Background Long term anti-resorptive therapy (usually in the form of bisphosphonates (BP)) is recognised as an effective anti-fracture therapy in patients with osteoporosis, particularly in patients at high risk of fracture. It has become increasingly apparent however that the longer-term use of such therapies can result in unusual but significant drug-related side effects such as osteonecrosis of the jaw (ONJ) and atypical fracture. In light of this, recent expert opinion has suggested the need to re-assess the continuing need for BP therapy on a patient-by-patient basis beyond 5 years of use
Objectives We perfomed a pilot audit to assess the number of long-term BP users in a typical GP setting who might require prescribing action taken following a medication review of the type suggested in this recent NOGG guidance.
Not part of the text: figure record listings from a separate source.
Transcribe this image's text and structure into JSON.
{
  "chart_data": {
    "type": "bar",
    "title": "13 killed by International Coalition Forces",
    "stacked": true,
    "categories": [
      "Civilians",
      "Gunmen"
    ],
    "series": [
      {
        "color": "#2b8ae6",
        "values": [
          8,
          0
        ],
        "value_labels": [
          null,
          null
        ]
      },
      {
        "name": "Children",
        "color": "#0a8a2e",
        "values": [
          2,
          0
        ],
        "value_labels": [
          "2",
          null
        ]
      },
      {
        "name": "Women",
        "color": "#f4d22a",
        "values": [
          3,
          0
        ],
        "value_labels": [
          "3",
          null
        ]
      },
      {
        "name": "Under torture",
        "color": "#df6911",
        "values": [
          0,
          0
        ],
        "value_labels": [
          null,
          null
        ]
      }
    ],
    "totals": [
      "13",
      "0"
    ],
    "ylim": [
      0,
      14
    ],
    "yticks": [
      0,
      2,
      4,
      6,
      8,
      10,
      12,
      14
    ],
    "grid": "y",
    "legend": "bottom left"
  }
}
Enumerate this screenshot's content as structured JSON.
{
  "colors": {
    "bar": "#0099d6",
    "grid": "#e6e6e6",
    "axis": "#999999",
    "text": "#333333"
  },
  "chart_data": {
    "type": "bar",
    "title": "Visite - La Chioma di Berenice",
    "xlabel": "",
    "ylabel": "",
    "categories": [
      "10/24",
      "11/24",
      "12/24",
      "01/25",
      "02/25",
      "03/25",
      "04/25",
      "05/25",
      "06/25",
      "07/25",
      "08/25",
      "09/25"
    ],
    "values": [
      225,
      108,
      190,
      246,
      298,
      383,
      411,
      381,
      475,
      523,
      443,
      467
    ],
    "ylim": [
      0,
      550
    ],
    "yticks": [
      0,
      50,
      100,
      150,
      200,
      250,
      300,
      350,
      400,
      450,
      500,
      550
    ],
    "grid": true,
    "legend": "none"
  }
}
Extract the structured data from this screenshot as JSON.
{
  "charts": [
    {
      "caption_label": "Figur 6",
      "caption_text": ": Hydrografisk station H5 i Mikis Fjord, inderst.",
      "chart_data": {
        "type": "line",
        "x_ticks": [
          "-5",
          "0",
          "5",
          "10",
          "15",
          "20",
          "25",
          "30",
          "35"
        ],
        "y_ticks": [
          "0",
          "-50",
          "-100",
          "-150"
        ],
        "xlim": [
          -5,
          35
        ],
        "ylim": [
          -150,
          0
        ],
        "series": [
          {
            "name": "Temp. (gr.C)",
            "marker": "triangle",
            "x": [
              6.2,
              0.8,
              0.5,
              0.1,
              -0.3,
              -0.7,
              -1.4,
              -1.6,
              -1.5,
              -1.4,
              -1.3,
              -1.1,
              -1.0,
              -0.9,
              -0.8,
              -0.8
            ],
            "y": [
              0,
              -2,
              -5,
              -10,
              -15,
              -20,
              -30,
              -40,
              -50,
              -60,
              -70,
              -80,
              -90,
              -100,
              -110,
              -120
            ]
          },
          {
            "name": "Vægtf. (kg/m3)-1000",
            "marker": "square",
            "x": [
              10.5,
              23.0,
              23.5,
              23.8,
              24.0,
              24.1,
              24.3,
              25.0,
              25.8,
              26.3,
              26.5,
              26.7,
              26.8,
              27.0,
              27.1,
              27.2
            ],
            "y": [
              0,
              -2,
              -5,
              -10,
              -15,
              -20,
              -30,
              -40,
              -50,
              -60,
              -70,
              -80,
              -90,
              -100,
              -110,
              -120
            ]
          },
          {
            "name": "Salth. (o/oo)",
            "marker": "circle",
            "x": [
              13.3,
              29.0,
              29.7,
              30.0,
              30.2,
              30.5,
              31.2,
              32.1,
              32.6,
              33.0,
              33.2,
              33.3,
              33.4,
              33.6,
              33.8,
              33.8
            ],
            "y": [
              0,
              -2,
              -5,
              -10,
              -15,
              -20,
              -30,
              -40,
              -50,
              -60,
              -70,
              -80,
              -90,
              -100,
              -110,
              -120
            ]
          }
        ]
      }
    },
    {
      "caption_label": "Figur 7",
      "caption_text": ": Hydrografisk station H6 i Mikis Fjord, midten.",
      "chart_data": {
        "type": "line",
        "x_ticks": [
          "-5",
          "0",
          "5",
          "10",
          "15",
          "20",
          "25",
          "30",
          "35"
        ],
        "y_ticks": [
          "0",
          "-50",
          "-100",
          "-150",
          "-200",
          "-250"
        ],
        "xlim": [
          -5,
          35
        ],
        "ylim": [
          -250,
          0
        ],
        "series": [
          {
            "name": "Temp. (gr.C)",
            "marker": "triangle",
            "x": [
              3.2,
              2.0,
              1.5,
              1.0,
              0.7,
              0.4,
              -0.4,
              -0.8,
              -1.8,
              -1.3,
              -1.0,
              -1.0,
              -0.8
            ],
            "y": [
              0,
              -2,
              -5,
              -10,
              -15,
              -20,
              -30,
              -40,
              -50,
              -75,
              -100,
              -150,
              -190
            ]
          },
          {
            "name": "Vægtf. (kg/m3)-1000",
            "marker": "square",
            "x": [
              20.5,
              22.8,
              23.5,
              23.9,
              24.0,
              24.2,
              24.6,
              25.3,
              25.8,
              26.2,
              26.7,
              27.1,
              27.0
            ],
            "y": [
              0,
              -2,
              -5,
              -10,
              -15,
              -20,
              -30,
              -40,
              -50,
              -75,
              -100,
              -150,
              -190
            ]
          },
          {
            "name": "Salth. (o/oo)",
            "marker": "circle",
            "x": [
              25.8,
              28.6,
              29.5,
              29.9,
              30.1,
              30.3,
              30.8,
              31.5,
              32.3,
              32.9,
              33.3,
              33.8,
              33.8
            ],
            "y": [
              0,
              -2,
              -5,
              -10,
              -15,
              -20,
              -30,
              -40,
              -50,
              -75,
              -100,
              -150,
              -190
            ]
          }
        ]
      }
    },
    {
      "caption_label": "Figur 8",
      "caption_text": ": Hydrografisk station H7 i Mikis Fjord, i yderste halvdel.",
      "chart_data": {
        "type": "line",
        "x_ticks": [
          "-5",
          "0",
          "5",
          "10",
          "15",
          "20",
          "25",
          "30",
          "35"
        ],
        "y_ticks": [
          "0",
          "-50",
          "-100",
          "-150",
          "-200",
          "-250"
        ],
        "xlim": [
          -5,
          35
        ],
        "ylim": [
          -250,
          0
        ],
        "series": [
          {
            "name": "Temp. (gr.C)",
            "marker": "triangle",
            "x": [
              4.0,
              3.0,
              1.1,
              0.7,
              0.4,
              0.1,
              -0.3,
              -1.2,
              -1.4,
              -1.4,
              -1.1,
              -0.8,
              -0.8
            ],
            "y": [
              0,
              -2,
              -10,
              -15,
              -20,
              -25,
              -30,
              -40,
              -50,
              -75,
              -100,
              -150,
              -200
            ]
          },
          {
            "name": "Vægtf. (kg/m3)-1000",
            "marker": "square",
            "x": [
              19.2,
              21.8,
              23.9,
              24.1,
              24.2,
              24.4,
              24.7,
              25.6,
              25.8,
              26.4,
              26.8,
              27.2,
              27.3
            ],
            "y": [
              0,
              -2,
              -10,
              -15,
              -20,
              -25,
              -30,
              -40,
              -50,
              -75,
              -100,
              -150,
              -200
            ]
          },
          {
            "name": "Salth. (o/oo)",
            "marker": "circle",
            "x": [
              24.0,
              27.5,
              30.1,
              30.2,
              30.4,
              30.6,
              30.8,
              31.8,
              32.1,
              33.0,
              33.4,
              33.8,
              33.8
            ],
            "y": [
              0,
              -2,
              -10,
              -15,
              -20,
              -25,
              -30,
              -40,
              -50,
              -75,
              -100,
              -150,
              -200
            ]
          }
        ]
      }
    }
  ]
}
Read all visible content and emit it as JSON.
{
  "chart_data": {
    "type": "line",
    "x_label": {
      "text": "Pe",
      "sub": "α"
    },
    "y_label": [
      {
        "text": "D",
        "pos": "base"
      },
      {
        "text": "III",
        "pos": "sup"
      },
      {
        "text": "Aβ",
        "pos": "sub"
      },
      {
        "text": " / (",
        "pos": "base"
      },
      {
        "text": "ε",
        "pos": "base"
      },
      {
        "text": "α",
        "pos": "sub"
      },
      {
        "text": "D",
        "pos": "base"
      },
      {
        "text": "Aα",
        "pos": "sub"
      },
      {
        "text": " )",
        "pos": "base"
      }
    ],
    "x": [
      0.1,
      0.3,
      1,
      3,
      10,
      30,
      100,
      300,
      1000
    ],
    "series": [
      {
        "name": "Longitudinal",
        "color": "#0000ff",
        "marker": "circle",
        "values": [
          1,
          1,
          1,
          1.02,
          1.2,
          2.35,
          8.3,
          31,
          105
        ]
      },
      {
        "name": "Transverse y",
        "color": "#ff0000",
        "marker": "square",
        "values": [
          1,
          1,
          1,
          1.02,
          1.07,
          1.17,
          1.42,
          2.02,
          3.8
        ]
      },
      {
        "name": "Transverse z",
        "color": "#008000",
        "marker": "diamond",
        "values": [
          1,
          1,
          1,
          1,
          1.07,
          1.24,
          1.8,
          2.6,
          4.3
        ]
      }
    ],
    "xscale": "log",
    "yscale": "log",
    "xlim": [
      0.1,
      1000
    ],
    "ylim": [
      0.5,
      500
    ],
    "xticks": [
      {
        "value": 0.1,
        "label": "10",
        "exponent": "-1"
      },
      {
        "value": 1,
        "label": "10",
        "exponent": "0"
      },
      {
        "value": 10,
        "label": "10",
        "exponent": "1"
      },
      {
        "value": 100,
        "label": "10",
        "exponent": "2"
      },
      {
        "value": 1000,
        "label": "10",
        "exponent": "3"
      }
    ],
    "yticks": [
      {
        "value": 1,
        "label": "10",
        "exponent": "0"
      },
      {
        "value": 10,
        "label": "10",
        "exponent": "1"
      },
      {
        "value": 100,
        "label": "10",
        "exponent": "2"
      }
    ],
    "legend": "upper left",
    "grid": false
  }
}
Methods Ty Bryn Surgery in Caerphilly was selected for this pilot. GP EMIS software was employed. The system was interrogated to define the total number of patients receiving BP on repeat prescription, the length of existing therapy and diagnostic code (“osteoporosis”/osteopenia). Osteoporotic patients having received >5 yrs of BP therapy were identified and a notes audit undertaken to collect demographic details for National Osteoporosis Guideline Group (NOGG) assessment. These patients were mapped via the NOGG algorithm/advice to one of four potential outcomes (discontinue BP, re-assess via DEXA, re-evaluate or continue BP).
Results From a GP population base of 10,217, a total of 174 patients receiving therapy for low BMD were identified. Of these, 102 had a diagnosis of osteoporosis and 60 osteopenia. Due to time limitations, our study focussed only on the former group.In this group, 45 patients were identified as long-term (>5 yr) users and subject to notes review. Of these patients, sufficient data was available in n=40 to complete NOGG assessment. 39/40 patients were female. Mean age was 73 (range 54-90 yrs).
Drug use (where known) comprised alendronic acid in 27 patients, Risedronate in 3, Ibandronate in 8 and strontium therapy in 2. Mean length of BP Rx (in n=40) was 9.9 yrs (range 5-16 yrs). N=21/40 patients had suffered low trauma fracture (including hip fracture(s) in n=4 and vertebral fracture(s) in n=4 patients). 10/40 patients continued on oral steroid therapy (4 current; 6 previous) and 3/40 patients suffered from RA.
Reliable pre-treatment DEXA results were not available in n-17/40 patients. N=15 patients had confirmed osteoporotic pre-Rx T scores at L spine and n=17 at either hip.
Outcomes following NOGG guidance for BP patients supported a clinical decision to continue, discontinue, re-evaluate, re-assess via DEXA in n=17, 13, 4 and 4 patients respectively.
Conclusions Our pilot assessment of a single Welsh GP population base suggests that in such a setting a significant number of patients can be identified who continue on long-term BP therapy in primary care. Our application of NOGG guidance to this cohort suggests that a significant number of such patients (55%) should be considered for a medication review or re-assessment of the need for continuing therapy to reduce the incidence of uncommon but significant side-effects associated with longer-term BP use in Wales.